FIG. 9 is a first half flowchart of a process of second engine speed control after engine start executed in an interrupt routine.

FIG. 10 is a second half flow chart of the process of the second engine speed control after engine start executed in the interrupt routine.

FIG. 11 is a time chart showing first and second engine speed control during engine start.

FIG. 12 is a flowchart of a process of first and second engine speed control at engine start, which is executed in a main routine.

FIG. 13 is a flowchart of a process of first engine speed control at engine startup, which is executed in an interrupt routine.

FIG. 14 is a flowchart of a process of a second engine speed control at engine start, which is executed in an interrupt routine.

FIG. 15 is a schematic configuration diagram of a control device for an internal combustion engine having an electrically heated catalyst device according to a conventional technique.

FIG. 16 is a time chart showing engine speed control according to a conventional technique.

[Explanation of symbols]

 1, 21 ... Internal combustion engine 2 ... Generator (alternator) 3 ... Intake amount varying means (ISC) 4 ... Electric heating type catalyst device (EHC) 5 ... Control device (ECU) 6 ... EHC active state judging means (activity judging means) 7 ... Power generation amount varying means (regulator) 8 ... Battery 9, 19 ... Power supply switching means (control relay)

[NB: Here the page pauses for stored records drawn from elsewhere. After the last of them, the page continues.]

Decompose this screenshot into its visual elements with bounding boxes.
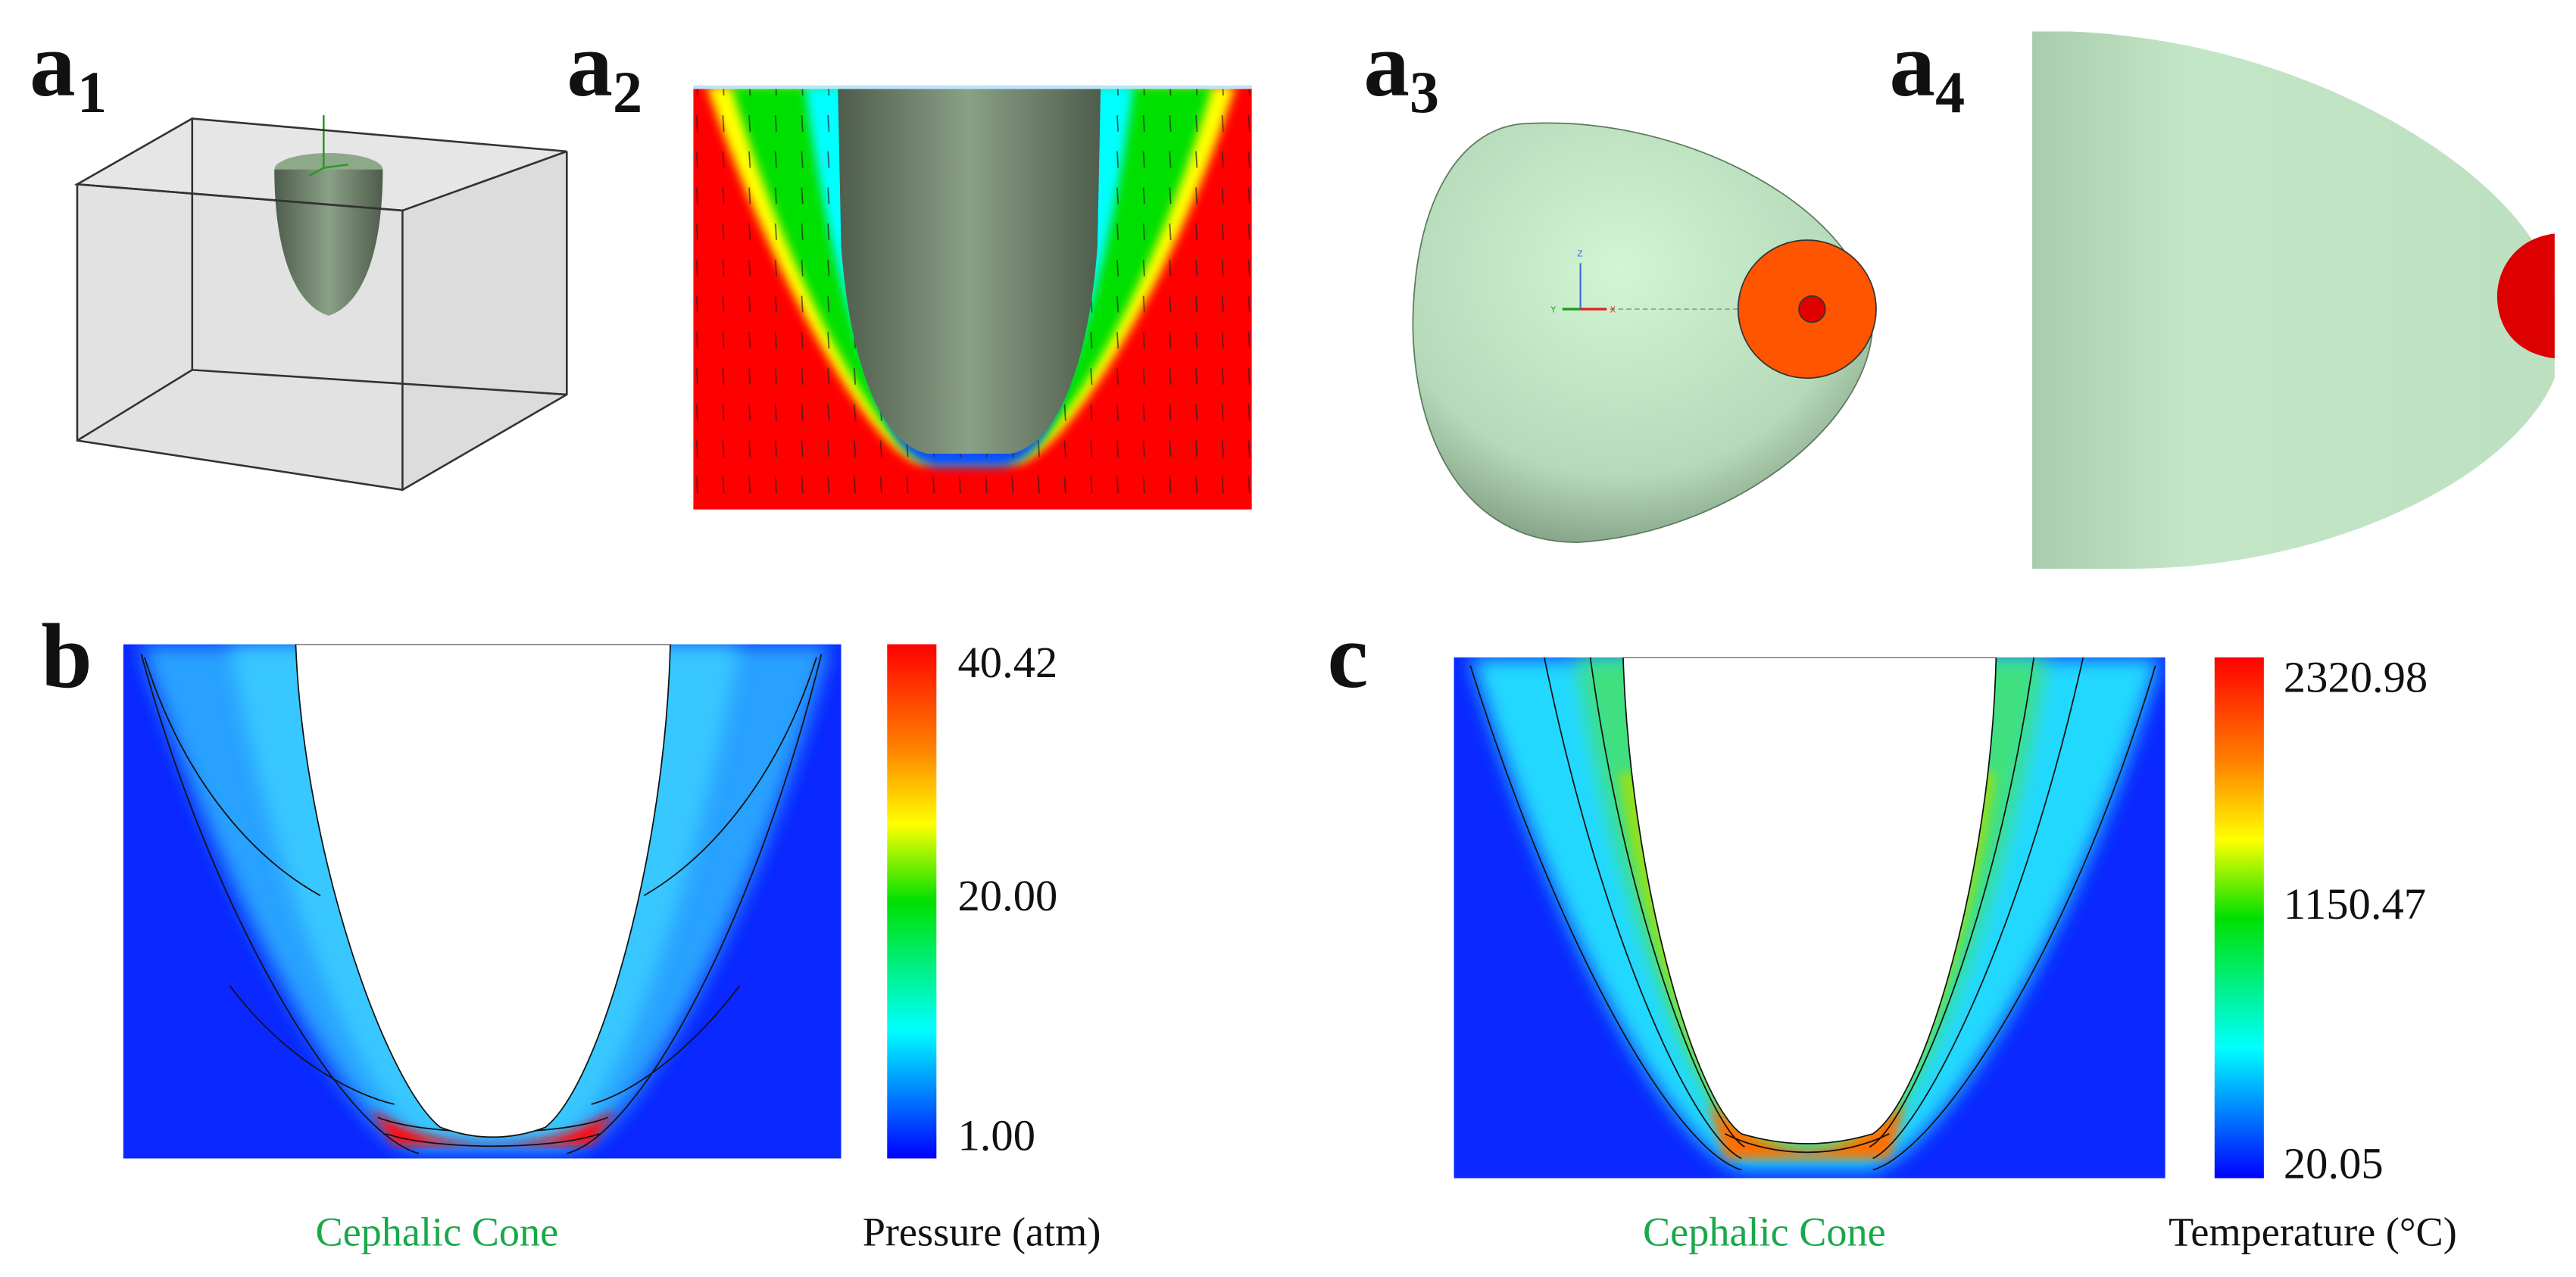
flow-contour-plot xyxy=(693,86,1252,510)
panel-label: a xyxy=(1889,14,1935,116)
colorbar-tick: 20.05 xyxy=(2284,1139,2384,1188)
panel-a4: a 4 xyxy=(1889,14,2555,569)
colorbar-title: Temperature (°C) xyxy=(2169,1209,2457,1254)
isobar-lines xyxy=(140,654,823,1154)
colorbar-tick: 1150.47 xyxy=(2284,879,2426,929)
axis-triad-icon: Z X Y xyxy=(1550,249,1616,315)
cone-body xyxy=(838,86,1101,454)
panel-label: c xyxy=(1328,606,1369,707)
axis-x-label: X xyxy=(1610,304,1616,314)
panel-label-subscript: 2 xyxy=(613,59,642,125)
temperature-contour-plot xyxy=(1453,657,2165,1179)
caption: Cephalic Cone xyxy=(1643,1209,1886,1254)
panel-a2: a 2 xyxy=(567,14,1252,510)
isotherm-lines xyxy=(1469,657,2156,1171)
panel-a1: a 1 xyxy=(30,14,568,492)
axis-z-label: Z xyxy=(1577,249,1582,259)
panel-a3: a 3 Z X Y xyxy=(1363,14,1877,543)
cone-cavity xyxy=(295,644,671,1138)
colorbar-tick: 1.00 xyxy=(958,1111,1035,1160)
panel-label: a xyxy=(567,14,613,116)
panel-label-subscript: 3 xyxy=(1410,59,1439,125)
colorbar xyxy=(2214,657,2264,1179)
shell-zoomed-view xyxy=(2032,31,2555,569)
colorbar-tick: 40.42 xyxy=(958,638,1058,687)
colorbar-title: Pressure (atm) xyxy=(863,1209,1101,1254)
nozzle-inner xyxy=(1798,295,1826,323)
panel-label: a xyxy=(30,14,76,116)
domain-box xyxy=(73,115,568,492)
nozzle-section xyxy=(2496,233,2555,359)
colorbar-tick: 2320.98 xyxy=(2284,652,2428,701)
colorbar-tick: 20.00 xyxy=(958,871,1058,920)
panel-c-temperature: c 2320.98 1150.47 20.05 Cephalic Cone Te… xyxy=(1328,606,2457,1254)
panel-label: a xyxy=(1363,14,1410,116)
panel-b-pressure: b 40.42 20.00 1.00 Cephalic Cone Pressur… xyxy=(41,606,1101,1254)
panel-label-subscript: 1 xyxy=(77,59,107,125)
panel-label-subscript: 4 xyxy=(1935,59,1965,125)
cone-cavity xyxy=(1622,657,1997,1144)
panel-label: b xyxy=(41,606,92,707)
shell-front-view xyxy=(1412,122,1874,543)
caption: Cephalic Cone xyxy=(315,1209,558,1254)
pressure-contour-plot xyxy=(123,644,841,1159)
axis-y-label: Y xyxy=(1550,304,1557,314)
colorbar xyxy=(887,644,937,1159)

─────────────────────────────────────────────────── ─── Continuation of front page (51) Int.Cl. ⁶ Identification code Internal reference number FI Technical display location F02D 41/04 ZAB 9523-3G F02D 41/04 ZAB 315 315 H02P 9/04 H02P 9/04 J 9 / 14 9/14 F

Claims (3)

[Claims] 1. A generator driven by an internal combustion engine, a battery charged by the generator, engine speed varying means for varying the engine speed of the internal combustion engine, and electric power from the generator or the battery. An electrically heated catalyst that is supplied with, and a power generation amount varying means that varies the power generation amount of the generator,
In an internal-combustion engine control device having an electrically heated catalyst device provided with, while increasing the engine speed by the engine speed variable means while supplying electric power to the electrically heated catalyst, the power generation amount variable A control device for an internal combustion engine having an electrically heated catalyst device, characterized in that the amount of power generated by the generator is increased by means. 2. The power generation amount varying means varies the power generation amount of the generator by varying the field amount of the generator, and the control device for the internal combustion engine increases the intake air amount of the internal combustion engine. The control device for an internal combustion engine having an electrically heated catalyst device according to claim 1, wherein the start of increasing the field amount of the generator is delayed by a predetermined time from the start. 3. The power generation amount changing means changes the power generation amount of the generator by changing the field amount of the generator, and the control device of the internal combustion engine increases the intake air amount of the internal combustion engine. And a control device for an internal combustion engine having an electrically heated catalyst device according to claim 1 or 2, wherein the field amount of the generator is gradually increased.